Cultural Memory and Material Artifacts

October 2014

This one-day workshop brings together a diverse array of specialists for an interdisciplinary exploration of cultural memory. Although this subject has been studied extensively within certain specific parameters (the rise of the nation-state, the history of the museum), the recent intensification of large-scale urbanistic reformulations of the cultural past, as well as the breathless expansion of the concept of world heritage, necessitate a reconsideration of the institutional or ideological framing of cultural memory across the globe. Accordingly, the Radcliffe workshop pursues themes and case studies in regions such as China, Japan, Russia, and Turkey that have the potential to generate new insights and pose new questions concerning collective acts of cultural remembering.

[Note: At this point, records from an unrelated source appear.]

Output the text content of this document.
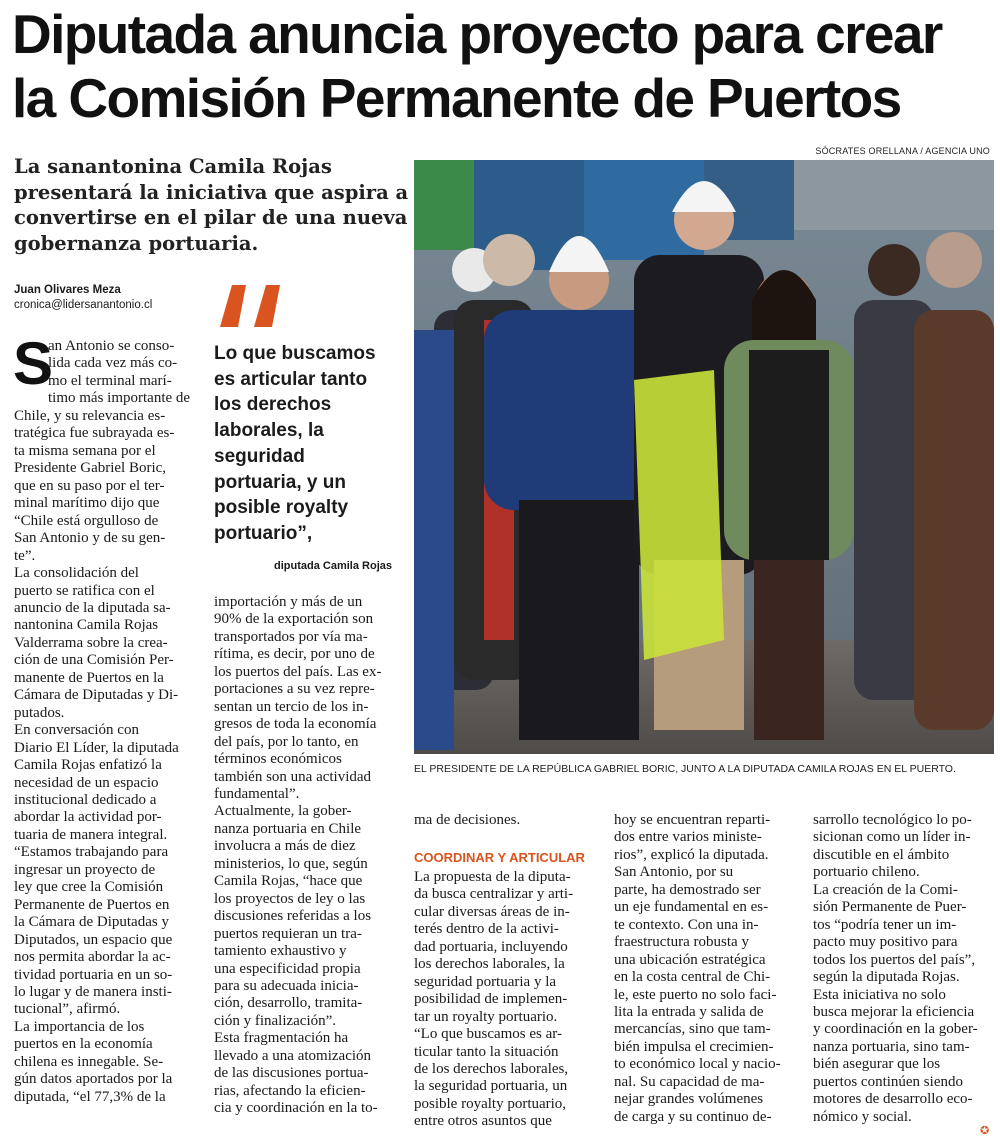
Diputada anuncia proyecto para crear
la Comisión Permanente de Puertos
La sanantonina Camila Rojas
presentará la iniciativa que aspira a
convertirse en el pilar de una nueva
gobernanza portuaria.
Juan Olivares Meza
cronica@lidersanantonio.cl
S
an Antonio se conso-
lida cada vez más co-
mo el terminal marí-
timo más importante de
Chile, y su relevancia es-
tratégica fue subrayada es-
ta misma semana por el
Presidente Gabriel Boric,
que en su paso por el ter-
minal marítimo dijo que
“Chile está orgulloso de
San Antonio y de su gen-
te”.
La consolidación del
puerto se ratifica con el
anuncio de la diputada sa-
nantonina Camila Rojas
Valderrama sobre la crea-
ción de una Comisión Per-
manente de Puertos en la
Cámara de Diputadas y Di-
putados.
En conversación con
Diario El Líder, la diputada
Camila Rojas enfatizó la
necesidad de un espacio
institucional dedicado a
abordar la actividad por-
tuaria de manera integral.
“Estamos trabajando para
ingresar un proyecto de
ley que cree la Comisión
Permanente de Puertos en
la Cámara de Diputadas y
Diputados, un espacio que
nos permita abordar la ac-
tividad portuaria en un so-
lo lugar y de manera insti-
tucional”, afirmó.
La importancia de los
puertos en la economía
chilena es innegable. Se-
gún datos aportados por la
diputada, “el 77,3% de la
Lo que buscamos
es articular tanto
los derechos
laborales, la
seguridad
portuaria, y un
posible royalty
portuario”,
diputada Camila Rojas
importación y más de un
90% de la exportación son
transportados por vía ma-
rítima, es decir, por uno de
los puertos del país. Las ex-
portaciones a su vez repre-
sentan un tercio de los in-
gresos de toda la economía
del país, por lo tanto, en
términos económicos
también son una actividad
fundamental”.
Actualmente, la gober-
nanza portuaria en Chile
involucra a más de diez
ministerios, lo que, según
Camila Rojas, “hace que
los proyectos de ley o las
discusiones referidas a los
puertos requieran un tra-
tamiento exhaustivo y
una especificidad propia
para su adecuada inicia-
ción, desarrollo, tramita-
ción y finalización”.
Esta fragmentación ha
llevado a una atomización
de las discusiones portua-
rias, afectando la eficien-
cia y coordinación en la to-
SÓCRATES ORELLANA / AGENCIA UNO
EL PRESIDENTE DE LA REPÚBLICA GABRIEL BORIC, JUNTO A LA DIPUTADA CAMILA ROJAS EN EL PUERTO.
ma de decisiones.
COORDINAR Y ARTICULAR
La propuesta de la diputa-
da busca centralizar y arti-
cular diversas áreas de in-
terés dentro de la activi-
dad portuaria, incluyendo
los derechos laborales, la
seguridad portuaria y la
posibilidad de implemen-
tar un royalty portuario.
“Lo que buscamos es ar-
ticular tanto la situación
de los derechos laborales,
la seguridad portuaria, un
posible royalty portuario,
entre otros asuntos que
hoy se encuentran reparti-
dos entre varios ministe-
rios”, explicó la diputada.
San Antonio, por su
parte, ha demostrado ser
un eje fundamental en es-
te contexto. Con una in-
fraestructura robusta y
una ubicación estratégica
en la costa central de Chi-
le, este puerto no solo faci-
lita la entrada y salida de
mercancías, sino que tam-
bién impulsa el crecimien-
to económico local y nacio-
nal. Su capacidad de ma-
nejar grandes volúmenes
de carga y su continuo de-
sarrollo tecnológico lo po-
sicionan como un líder in-
discutible en el ámbito
portuario chileno.
La creación de la Comi-
sión Permanente de Puer-
tos “podría tener un im-
pacto muy positivo para
todos los puertos del país”,
según la diputada Rojas.
Esta iniciativa no solo
busca mejorar la eficiencia
y coordinación en la gober-
nanza portuaria, sino tam-
bién asegurar que los
puertos continúen siendo
motores de desarrollo eco-
nómico y social.
✪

Each of the case regions in question offers alternative and highly compelling instances of cultural memory—including remarkable periods of cultural forgetting—rooted in unique sequences of historical unfolding that are neither Euro-American nor postcolonial. Japan’s rapid and compressed transition to modernity included the first comprehensive system of designating “cultural property” that extended to practitioners of traditional crafts, so-called “living national treasures.” Turkey’s transformation from the seat of empire to nation-state congealed contradictory claims to cultural identity that continue to condition every large-scale project of urban renewal. China’s dizzying trajectory from empire to republic to communist regime, cultural revolution, and market socialism have generated unusually complex sites marked by cycles of destruction and renewal. Russia’s similarly disruptive stratigraphy of regime change has resulted in architectural formulations of the Russian past that are semantically layered and ideologically ambiguous, and post-Soviet heritage politics have been extremely fraught. Each of these contexts calls for both robust analysis of local historical contingencies and new ways of articulating constructionist acts of remembering.